Faute de toilettes, on faisait souvent ses besoins là où l’on pouvait : dans les escaliers, dans les couloirs, dans les jardins… et même, plus discrètement, derrière les rideaux ou dans les cheminées éteintes. Ce n’était pas considéré comme une grande faute : un valet pouvait ensuite passer avec un seau pour nettoyer (quand on pensait à appeler quelqu’un).
Face à cette situation assez insoutenable pour les nez sensibles, le parfum est devenu une arme de survie autant qu’un art. Les courtisans, hommes comme femmes, se vaporisaient copieusement d’eaux parfumées, de poudres aromatiques et de sachets d’herbes. Les salles étaient également encensées, et les éventails, toujours à portée de main, servaient autant à chasser les mauvaises odeurs qu’à séduire.
On raconte même que certains courtisans portaient de petits bouquets de fleurs sous le nez (les fameux « pomanders ») ou des mouchoirs trempés de vinaigre parfumé pour éviter d’être trop incommodés.
Bref, le faste de Versailles brillait de mille feux… mais il fallait souvent fermer les yeux et surtout le nez pour ne pas en voir l’envers !
C’est « l’Eau de la Reine de Hongrie », l’un des plus anciens parfums alcooliques connus (datant du XIVᵉ siècle, mais encore en vogue à Versailles). C’était une sorte d’eau de toilette à base de romarin macéré dans de l’alcool, parfois agrémentée de lavande et de thym. On s’en frictionnait généreusement tout le corps.
Ensuite, il y avait « le vinaigre des quatre voleurs », un mélange de vinaigre et de plantes aromatiques (lavande, menthe, sauge, clou de girofle…). Selon la légende, des voleurs l’utilisaient pour se protéger des épidémies pendant la peste. À Versailles, on en imbibait des mouchoirs pour « nettoyer » l’air qu’on respirait.

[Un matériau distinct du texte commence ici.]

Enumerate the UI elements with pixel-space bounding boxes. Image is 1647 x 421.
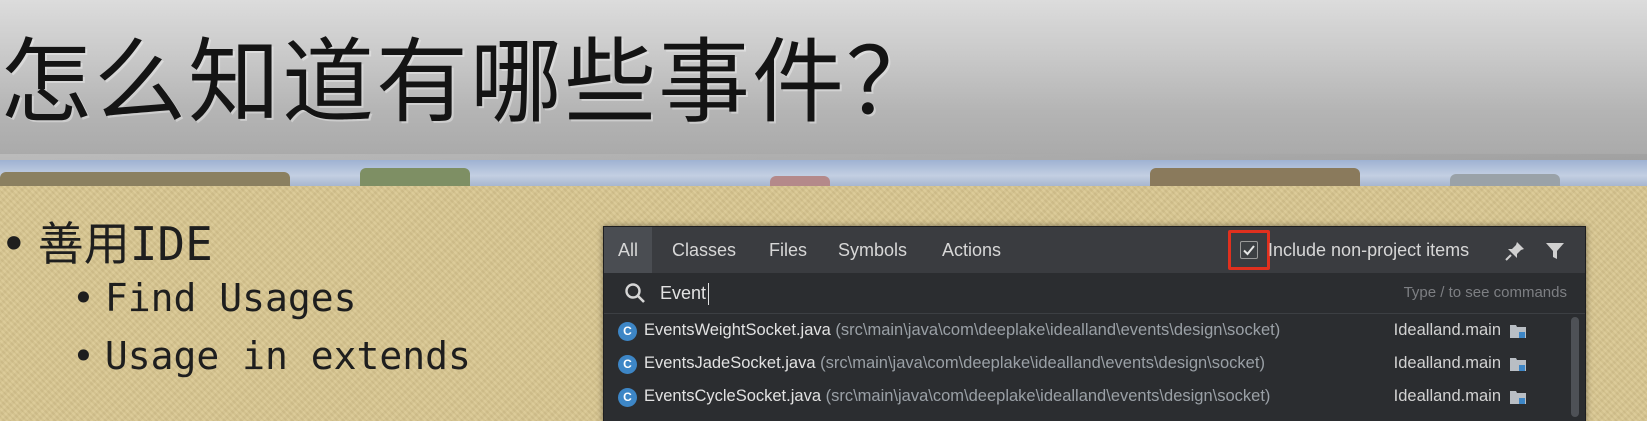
terrain-block: [770, 176, 830, 186]
result-filename: EventsWeightSocket.java: [644, 321, 831, 339]
bullet-dot: •: [72, 276, 95, 320]
result-row[interactable]: C EventsJadeSocket.java (src\main\java\c…: [604, 347, 1585, 380]
module-folder-icon: [1510, 325, 1526, 338]
slide-title: 怎么知道有哪些事件？: [0, 29, 941, 136]
terrain-block: [1450, 174, 1560, 186]
class-icon: C: [618, 355, 637, 374]
search-everywhere-popup: All Classes Files Symbols Actions Includ…: [603, 226, 1586, 421]
check-icon: [1243, 245, 1255, 256]
search-input[interactable]: [660, 277, 1300, 309]
search-row: Type / to see commands: [604, 273, 1585, 314]
include-non-project-checkbox[interactable]: [1240, 241, 1258, 259]
sub-bullet: • Usage in extends: [72, 334, 471, 378]
result-filename: EventsJadeSocket.java: [644, 354, 816, 372]
sub-bullet-text: Find Usages: [104, 276, 357, 320]
result-module: Idealland.main: [1393, 321, 1501, 339]
include-non-project-label[interactable]: Include non-project items: [1268, 227, 1469, 273]
tab-actions[interactable]: Actions: [942, 227, 1001, 273]
result-label: EventsJadeSocket.java (src\main\java\com…: [644, 347, 1265, 380]
command-hint: Type / to see commands: [1403, 284, 1567, 301]
results-scrollbar[interactable]: [1571, 317, 1579, 417]
filter-icon[interactable]: [1544, 240, 1566, 262]
result-label: EventsCycleSocket.java (src\main\java\co…: [644, 380, 1270, 413]
text-caret: [708, 283, 709, 305]
bullet-main-text: 善用IDE: [37, 217, 213, 271]
scenery-strip: [0, 160, 1647, 186]
search-icon: [625, 283, 645, 303]
result-row[interactable]: C EventsCycleSocket.java (src\main\java\…: [604, 380, 1585, 413]
sub-bullet: • Find Usages: [72, 276, 357, 320]
result-row[interactable]: C EventsWeightSocket.java (src\main\java…: [604, 314, 1585, 347]
bullet-dot: •: [0, 217, 28, 271]
module-folder-icon: [1510, 358, 1526, 371]
class-icon: C: [618, 322, 637, 341]
tree-block: [360, 168, 470, 186]
bullet-main: • 善用IDE: [0, 208, 213, 274]
result-path: (src\main\java\com\deeplake\idealland\ev…: [835, 321, 1281, 339]
result-path: (src\main\java\com\deeplake\idealland\ev…: [825, 387, 1271, 405]
result-module: Idealland.main: [1393, 354, 1501, 372]
tab-classes[interactable]: Classes: [672, 227, 736, 273]
module-folder-icon: [1510, 391, 1526, 404]
tab-files[interactable]: Files: [769, 227, 807, 273]
tab-all[interactable]: All: [604, 227, 653, 273]
tab-symbols[interactable]: Symbols: [838, 227, 907, 273]
scope-tab-bar: All Classes Files Symbols Actions Includ…: [604, 227, 1585, 273]
result-path: (src\main\java\com\deeplake\idealland\ev…: [820, 354, 1265, 372]
terrain-block: [1150, 168, 1360, 186]
bullet-dot: •: [72, 334, 95, 378]
terrain-block: [0, 172, 290, 186]
result-filename: EventsCycleSocket.java: [644, 387, 821, 405]
sub-bullet-text: Usage in extends: [104, 334, 471, 378]
class-icon: C: [618, 388, 637, 407]
highlight-box: [1228, 230, 1270, 270]
result-label: EventsWeightSocket.java (src\main\java\c…: [644, 314, 1280, 347]
pin-icon[interactable]: [1504, 240, 1526, 262]
slide-title-band: 怎么知道有哪些事件？: [0, 0, 1647, 160]
result-module: Idealland.main: [1393, 387, 1501, 405]
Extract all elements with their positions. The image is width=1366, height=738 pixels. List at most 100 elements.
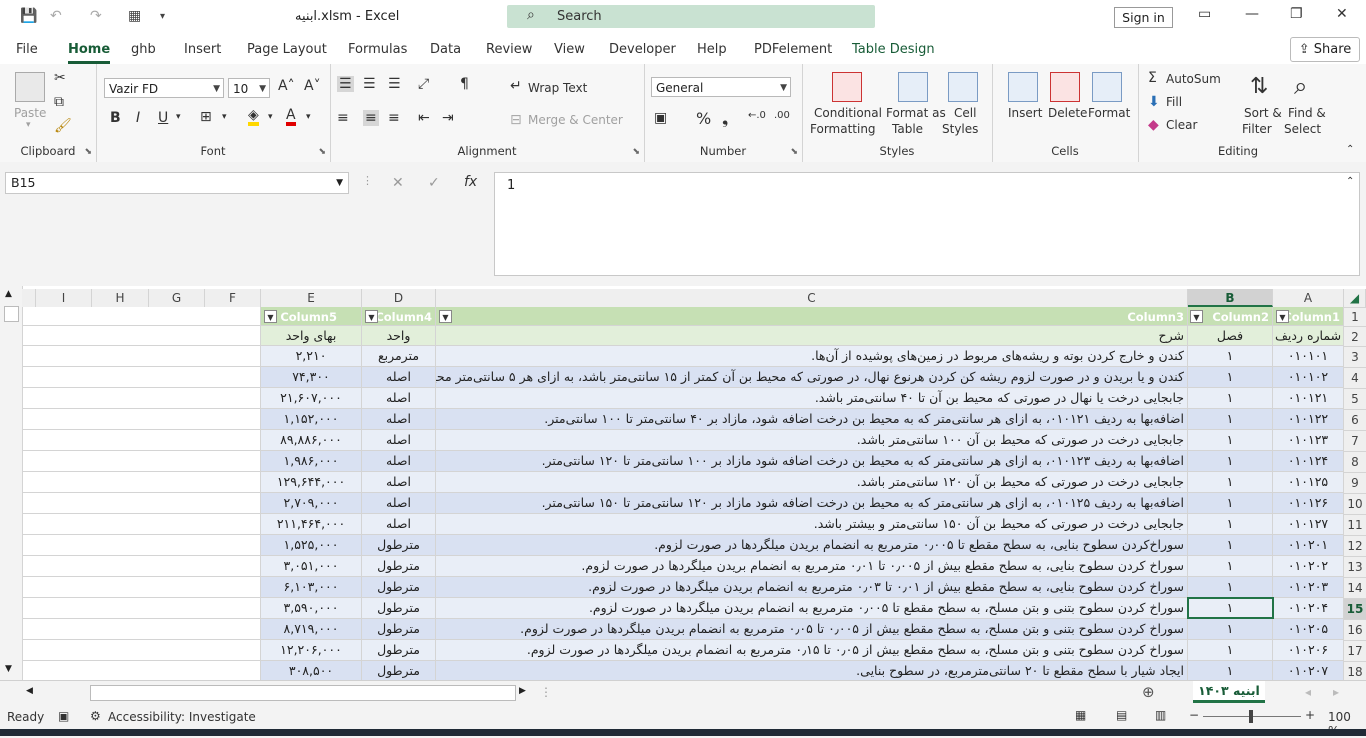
collapse-ribbon-icon[interactable]: ⌃ bbox=[1346, 144, 1354, 155]
table-cell-a[interactable]: ۰۱۰۱۲۵ bbox=[1273, 472, 1344, 493]
tab-data[interactable]: Data bbox=[430, 42, 461, 57]
filter-dropdown-icon[interactable]: ▼ bbox=[264, 310, 277, 323]
tab-developer[interactable]: Developer bbox=[609, 42, 676, 57]
bold-button[interactable]: B bbox=[110, 110, 121, 126]
paste-icon[interactable] bbox=[15, 72, 45, 102]
table-cell-d[interactable]: مترطول bbox=[362, 556, 436, 577]
table-cell-a[interactable]: ۰۱۰۱۲۶ bbox=[1273, 493, 1344, 514]
row-header[interactable]: 12 bbox=[1344, 535, 1366, 556]
row-header[interactable]: 10 bbox=[1344, 493, 1366, 514]
table-cell-e[interactable]: ۱۲۹,۶۴۴,۰۰۰ bbox=[261, 472, 362, 493]
row-header[interactable]: 18 bbox=[1344, 661, 1366, 682]
column-header-g[interactable]: G bbox=[149, 289, 205, 307]
increase-decimal-icon[interactable]: ←.0 bbox=[748, 110, 766, 121]
table-cell-b[interactable]: ۱ bbox=[1188, 388, 1273, 409]
subheader-cell[interactable]: واحد bbox=[362, 326, 436, 346]
row-header[interactable]: 6 bbox=[1344, 409, 1366, 430]
table-cell-a[interactable]: ۰۱۰۲۰۴ bbox=[1273, 598, 1344, 619]
table-cell-d[interactable]: اصله bbox=[362, 430, 436, 451]
cancel-icon[interactable]: ✕ bbox=[392, 175, 404, 191]
table-cell-c[interactable]: جابجایی درخت در صورتی که محیط بن آن ۱۰۰ … bbox=[436, 430, 1188, 451]
zoom-slider-thumb[interactable] bbox=[1249, 710, 1253, 723]
cut-icon[interactable]: ✂ bbox=[54, 70, 66, 86]
tab-page-layout[interactable]: Page Layout bbox=[247, 42, 327, 57]
column-header-h[interactable]: H bbox=[92, 289, 149, 307]
column-header-b[interactable]: B bbox=[1188, 289, 1273, 307]
conditional-formatting-button-line2[interactable]: Formatting bbox=[810, 122, 876, 136]
empty-cells[interactable] bbox=[22, 514, 261, 535]
table-cell-a[interactable]: ۰۱۰۲۰۱ bbox=[1273, 535, 1344, 556]
subheader-cell[interactable]: بهای واحد bbox=[261, 326, 362, 346]
table-cell-b[interactable]: ۱ bbox=[1188, 451, 1273, 472]
column-header-i[interactable]: I bbox=[36, 289, 92, 307]
autosum-icon[interactable]: Σ bbox=[1148, 70, 1157, 86]
worksheet-grid[interactable]: ▲ ▼ I H G F E D C B A ◢ 1 Column5 ▼ Colu… bbox=[0, 286, 1366, 682]
close-icon[interactable]: ✕ bbox=[1336, 6, 1348, 22]
tab-pdfelement[interactable]: PDFelement bbox=[754, 42, 832, 57]
percent-button[interactable]: % bbox=[696, 109, 711, 128]
cell-styles-icon[interactable] bbox=[948, 72, 978, 102]
table-cell-b[interactable]: ۱ bbox=[1188, 556, 1273, 577]
fill-button[interactable]: Fill bbox=[1166, 95, 1182, 109]
empty-cells[interactable] bbox=[22, 472, 261, 493]
accessibility-status[interactable]: Accessibility: Investigate bbox=[108, 710, 256, 724]
table-cell-d[interactable]: مترمربع bbox=[362, 346, 436, 367]
format-painter-icon[interactable]: 🖌 bbox=[54, 118, 72, 134]
format-as-table-icon[interactable] bbox=[898, 72, 928, 102]
row-header[interactable]: 2 bbox=[1344, 326, 1366, 346]
wrap-text-icon[interactable]: ↵ bbox=[510, 78, 522, 94]
merge-center-button[interactable]: Merge & Center bbox=[528, 113, 623, 127]
number-launcher-icon[interactable]: ⬊ bbox=[790, 147, 798, 157]
find-select-button[interactable]: Find & bbox=[1288, 106, 1326, 120]
share-button[interactable]: ⇪ Share bbox=[1290, 37, 1360, 62]
table-cell-b[interactable]: ۱ bbox=[1188, 367, 1273, 388]
scroll-left-icon[interactable]: ◀ bbox=[26, 686, 33, 696]
add-sheet-icon[interactable]: ⊕ bbox=[1142, 683, 1155, 701]
restore-icon[interactable]: ❐ bbox=[1290, 6, 1303, 22]
table-cell-e[interactable]: ۱,۹۸۶,۰۰۰ bbox=[261, 451, 362, 472]
font-size-select[interactable]: 10 ▼ bbox=[228, 78, 270, 98]
table-cell-e[interactable]: ۸,۷۱۹,۰۰۰ bbox=[261, 619, 362, 640]
empty-cells[interactable] bbox=[22, 409, 261, 430]
comma-style-button[interactable]: ❟ bbox=[722, 109, 728, 129]
macro-record-icon[interactable]: ▣ bbox=[58, 709, 69, 723]
delete-cells-button[interactable]: Delete bbox=[1048, 106, 1087, 120]
empty-cells[interactable] bbox=[22, 577, 261, 598]
fill-color-icon[interactable]: ◈ bbox=[248, 108, 259, 126]
table-cell-e[interactable]: ۳,۰۵۱,۰۰۰ bbox=[261, 556, 362, 577]
align-right-icon[interactable]: ≡ bbox=[388, 110, 400, 126]
table-cell-a[interactable]: ۰۱۰۱۲۴ bbox=[1273, 451, 1344, 472]
tab-insert[interactable]: Insert bbox=[184, 42, 221, 57]
row-header[interactable]: 13 bbox=[1344, 556, 1366, 577]
fill-color-dropdown-icon[interactable]: ▾ bbox=[268, 112, 273, 122]
next-sheet-icon[interactable]: ▸ bbox=[1333, 685, 1339, 699]
table-cell-d[interactable]: اصله bbox=[362, 472, 436, 493]
tab-review[interactable]: Review bbox=[486, 42, 532, 57]
rtl-direction-icon[interactable]: ¶ bbox=[460, 76, 469, 92]
format-cells-button[interactable]: Format bbox=[1088, 106, 1130, 120]
table-cell-c[interactable]: سوراخ‌کردن سطوح بنایی، به سطح مقطع تا ۰٫… bbox=[436, 535, 1188, 556]
table-cell-d[interactable]: مترطول bbox=[362, 619, 436, 640]
table-cell-b[interactable]: ۱ bbox=[1188, 409, 1273, 430]
table-cell-b[interactable]: ۱ bbox=[1188, 514, 1273, 535]
table-cell-c[interactable]: جابجایی درخت یا نهال در صورتی که محیط بن… bbox=[436, 388, 1188, 409]
table-cell-c[interactable]: سوراخ کردن سطوح بنایی، به سطح مقطع بیش ا… bbox=[436, 577, 1188, 598]
clipboard-launcher-icon[interactable]: ⬊ bbox=[84, 147, 92, 157]
table-cell-e[interactable]: ۲۱۱,۴۶۴,۰۰۰ bbox=[261, 514, 362, 535]
align-middle-icon[interactable]: ☰ bbox=[363, 76, 376, 92]
table-cell-a[interactable]: ۰۱۰۲۰۷ bbox=[1273, 661, 1344, 682]
selected-cell-b15[interactable] bbox=[1187, 597, 1274, 619]
tab-formulas[interactable]: Formulas bbox=[348, 42, 407, 57]
decrease-decimal-icon[interactable]: .00 bbox=[774, 110, 790, 121]
table-cell-d[interactable]: اصله bbox=[362, 409, 436, 430]
empty-cells[interactable] bbox=[22, 640, 261, 661]
tab-table-design[interactable]: Table Design bbox=[852, 42, 935, 57]
collapse-formula-icon[interactable]: ⌃ bbox=[1346, 176, 1354, 187]
filter-dropdown-icon[interactable]: ▼ bbox=[1190, 310, 1203, 323]
scroll-thumb[interactable] bbox=[4, 306, 19, 322]
table-cell-d[interactable]: اصله bbox=[362, 451, 436, 472]
table-cell-d[interactable]: مترطول bbox=[362, 535, 436, 556]
empty-cells[interactable] bbox=[22, 388, 261, 409]
column-header-d[interactable]: D bbox=[362, 289, 436, 307]
vertical-scrollbar[interactable]: ▲ ▼ bbox=[0, 286, 23, 680]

Un autre incontournable : l’eau de fleur d’oranger. Louis XIV adorait son odeur fraîche et délicate. On raconte qu’il se parfumait tellement à la fleur d’oranger que son odeur flottait autour de lui comme une aura permanente. D’ailleurs, il exigeait qu’on parfume aussi ses gants, ses vêtements, et même ses meubles à la fleur d’oranger.
Enfin, certains courtisans raffinaient tant qu’ils faisaient parfumer l’intérieur de leurs perruques directement sur la poudre blanche pour créer un « nuage » parfumé autour de leur tête. Une façon d’avoir toujours une petite barrière olfactive entre soi et les mauvaises surprises du quotidien. La Palatine, quant à elle, allemande de Bavière n’en croyait pas son odorat. Quelques années plus tard, quand Marie de Rabutin-Chantal (Marquise de Sévigné) revint à Versailles, expurgé de ses courtisans, elle ne reconnut pas le lieu, car les odeurs étaient parties avec la Révolution.